Guernsey releases financial stability overview

Posted: 04/06/2019

Guernsey's economy is showing signs of good health, reports the States of Guernsey this week. Following two years of relatively strong real GDP growth in 2016 and 2017, secondary indicators suggest that growth has continued through 2018 and the first quarter of 2019.

However, it appears likely that, when official first estimates of GDP for 2018 are published later in the summer, the rate of growth for the year will be a little slower.

The total number of people employed in Guernsey continues to increase, with 0.6% more people employed or self-employed in December 2018 than at the same time the previous year. This is a slower rate of growth than the average for 2017 and the statistics suggest that net immigration, rather than increases in participation rates, is currently the key source of employment growth in Guernsey.

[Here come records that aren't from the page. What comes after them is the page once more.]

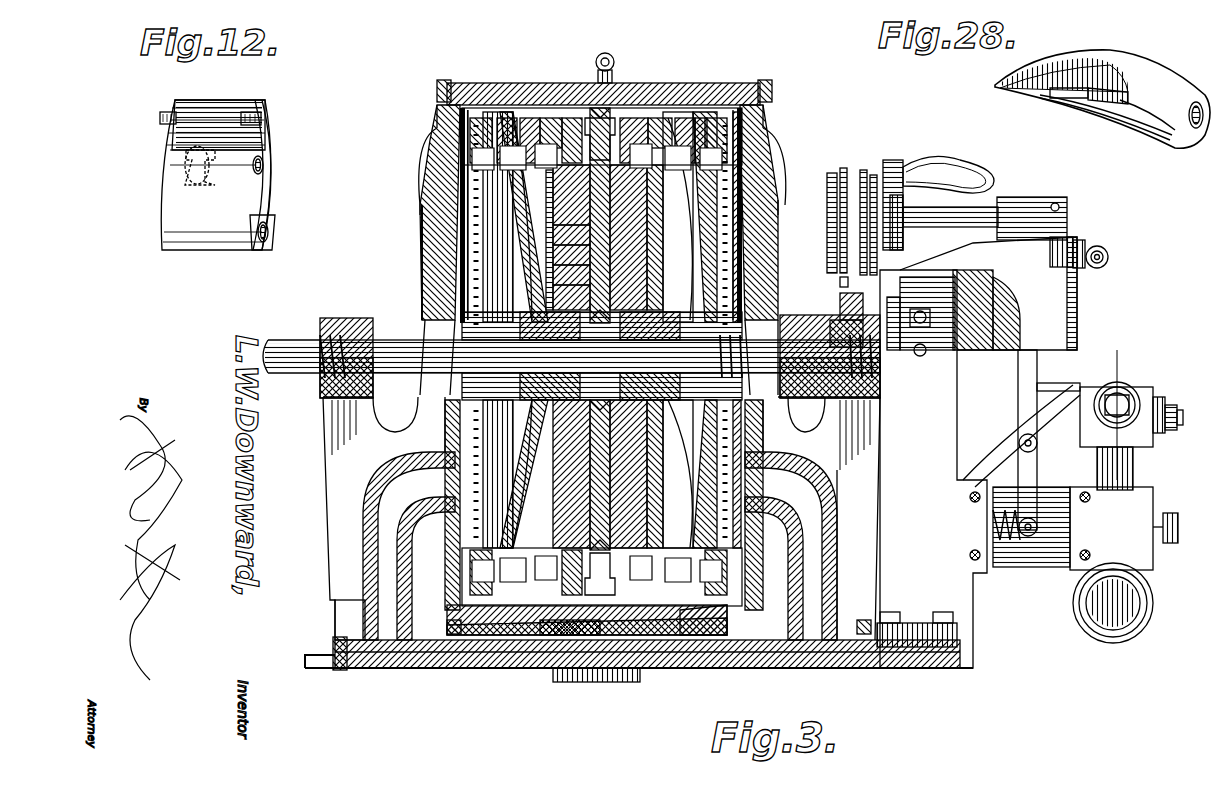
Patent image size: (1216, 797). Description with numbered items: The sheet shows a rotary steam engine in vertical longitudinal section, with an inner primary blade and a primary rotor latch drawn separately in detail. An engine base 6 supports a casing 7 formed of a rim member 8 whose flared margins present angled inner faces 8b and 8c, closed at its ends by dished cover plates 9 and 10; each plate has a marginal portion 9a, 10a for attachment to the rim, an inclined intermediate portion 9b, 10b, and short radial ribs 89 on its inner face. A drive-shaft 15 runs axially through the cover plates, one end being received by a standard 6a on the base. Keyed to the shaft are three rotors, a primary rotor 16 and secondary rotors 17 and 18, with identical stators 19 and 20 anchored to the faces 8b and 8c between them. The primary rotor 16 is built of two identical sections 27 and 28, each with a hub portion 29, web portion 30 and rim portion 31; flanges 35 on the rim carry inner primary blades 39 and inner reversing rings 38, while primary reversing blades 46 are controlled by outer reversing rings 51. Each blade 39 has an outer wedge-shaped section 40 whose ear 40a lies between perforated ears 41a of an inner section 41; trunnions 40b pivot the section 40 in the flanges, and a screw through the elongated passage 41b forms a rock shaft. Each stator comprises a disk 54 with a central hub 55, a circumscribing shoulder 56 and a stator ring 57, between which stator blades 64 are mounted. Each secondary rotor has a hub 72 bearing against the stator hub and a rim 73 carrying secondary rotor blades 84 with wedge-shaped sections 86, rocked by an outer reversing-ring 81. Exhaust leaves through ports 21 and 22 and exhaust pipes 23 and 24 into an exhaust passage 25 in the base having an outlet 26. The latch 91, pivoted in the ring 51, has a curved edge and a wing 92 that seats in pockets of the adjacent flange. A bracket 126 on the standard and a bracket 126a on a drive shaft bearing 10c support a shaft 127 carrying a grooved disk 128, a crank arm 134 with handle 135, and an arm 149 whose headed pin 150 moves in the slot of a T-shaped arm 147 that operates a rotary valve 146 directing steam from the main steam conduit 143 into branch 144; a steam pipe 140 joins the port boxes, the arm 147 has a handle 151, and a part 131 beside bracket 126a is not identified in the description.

In FIG. 3, the engine base 6 is at (520, 660).
In FIG. 3, the standard 6a is at (932, 469).
In FIG. 3, the casing 7 is at (432, 236).
In FIG. 3, the rim member 8 is at (628, 85).
In FIG. 3, the inner face 8b is at (490, 640).
In FIG. 3, the inner face 8c is at (700, 640).
In FIG. 3, the cover plate 9 is at (430, 283).
In FIG. 3, the marginal portion 9a is at (436, 110).
In FIG. 3, the inclined intermediate portion 9b is at (425, 150).
In FIG. 3, the cover plate 10 is at (768, 165).
In FIG. 3, the marginal portion 10a is at (765, 112).
In FIG. 3, the inclined intermediate portion 10b is at (790, 140).
In FIG. 3, the drive shaft bearing 10c is at (878, 438).
In FIG. 3, the drive-shaft 15 is at (300, 368).
In FIG. 3, the primary rotor 16 is at (546, 295).
In FIG. 3, the secondary rotor 17 is at (490, 258).
In FIG. 3, the secondary rotor 18 is at (700, 283).
In FIG. 3, the stator 19 is at (455, 212).
In FIG. 3, the stator 20 is at (720, 245).
In FIG. 3, the exhaust port 21 is at (411, 520).
In FIG. 3, the exhaust port 22 is at (791, 520).
In FIG. 3, the exhaust pipe 23 is at (362, 555).
In FIG. 3, the exhaust pipe 24 is at (845, 567).
In FIG. 3, the exhaust passage 25 is at (430, 650).
In FIG. 3, the outlet 26 is at (840, 288).
In FIG. 3, the rotor section 27 is at (588, 420).
In FIG. 3, the rotor section 28 is at (616, 318).
In FIG. 3, the hub portion 29 is at (630, 398).
In FIG. 3, the web portion 30 is at (571, 249).
In FIG. 3, the rim portion 31 is at (628, 200).
In FIG. 3, the flange 35 is at (580, 108).
In FIG. 3, the inner reversing rings 38 is at (650, 108).
In FIG. 12, the inner primary blades 39 is at (243, 205).
In FIG. 3, the inner primary blades 39 is at (612, 118).
In FIG. 12, the outer wedge-shaped section 40 is at (232, 107).
In FIG. 12, the ear 40a is at (205, 165).
In FIG. 12, the trunnions 40b is at (160, 119).
In FIG. 12, the inner section 41 is at (178, 215).
In FIG. 12, the perforated ears 41a is at (172, 168).
In FIG. 12, the elongated passage 41b is at (258, 229).
In FIG. 3, the primary reversing blades 46 is at (545, 108).
In FIG. 3, the outer reversing rings 51 is at (556, 100).
In FIG. 3, the disk 54 is at (548, 279).
In FIG. 3, the central hub 55 is at (546, 313).
In FIG. 3, the circumscribing shoulder 56 is at (571, 203).
In FIG. 3, the stator ring 57 is at (500, 108).
In FIG. 3, the stator blades 64 is at (530, 100).
In FIG. 3, the hub 72 is at (425, 403).
In FIG. 3, the rim 73 is at (440, 186).
In FIG. 3, the outer reversing-ring 81 is at (460, 85).
In FIG. 3, the secondary rotor blades 84 is at (765, 152).
In FIG. 3, the blade section 86 is at (563, 661).
In FIG. 3, the ribs 89 is at (440, 132).
In FIG. 28, the latch 91 is at (1118, 68).
In FIG. 28, the wing 92 is at (1092, 101).
In FIG. 3, the bracket 126 is at (965, 288).
In FIG. 3, the bracket 126a is at (858, 170).
In FIG. 3, the shaft 127 is at (1010, 215).
In FIG. 3, the peripherally grooved disk 128 is at (905, 178).
In FIG. 3, the plate 131 is at (835, 175).
In FIG. 3, the crank arm 134 is at (905, 210).
In FIG. 3, the handle 135 is at (990, 180).
In FIG. 3, the steam pipe 140 is at (605, 52).
In FIG. 3, the main steam conduit 143 is at (1145, 620).
In FIG. 3, the branch 144 is at (1125, 398).
In FIG. 3, the rotary valve 146 is at (1165, 445).
In FIG. 3, the T-shaped arm 147 is at (1080, 305).
In FIG. 3, the arm 149 is at (1068, 240).
In FIG. 3, the headed pin 150 is at (1090, 248).
In FIG. 3, the handle 151 is at (1108, 255).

Low unemployment and high rates of participation have begun to translate into real earnings growth, with median earnings increasing by 0.9% over the year ending December 2018.

Immigration levels

Levels of net immigration have increased, with a net inward movement of 390 people in the year ending June 2018. This means the Guernsey population is now growing after a period of decline, but it is still more than 500 people short of the population peak in June 2011. 

With a return to population growth, the housing market has stabilised and shown more definite signs of recovery. The increase in the number of local market transactions reported during 2018 has held in the first quarter of 2019 and house prices have begun to increase in real terms after about four years of house prices failing to keep pace with general price inflation.

Rental prices have followed a similar pattern, and as a result the cost of housing in Guernsey has come down relative to median earnings. While still expensive compared with most areas of England and Wales (on a par with the South East and areas of London), both ownership and rental in Guernsey have become a little more affordable than in the past.

States of Guernsey accounts 2018

The States of Guernsey accounts for 2018, also released this week, show a general revenue surplus of £66.4m, slightly more than the figure budgeted for.

This is down to a slightly better than expected return from some sources of revenue, including ETI receipts as well as the States of Guernsey achieving its Budget targets for limiting expenditure. 

While overall the Policy & Resources Committee reports a net underspend of £1.6m for 2018, there have been challenges as several individual committees have overspent. The result is an unallocated surplus of £9.7m. This is more than was budgeted for, but significantly less than the equivalent figure for 2017.

2018 delivered less welcome results in terms of the States' investments compared with 2017. There was a net investment loss (largely unrealised) of £19.8m compared with a return of £61.4m in 2017, though this is not seen as cause for alarm given the long-term nature of the investments.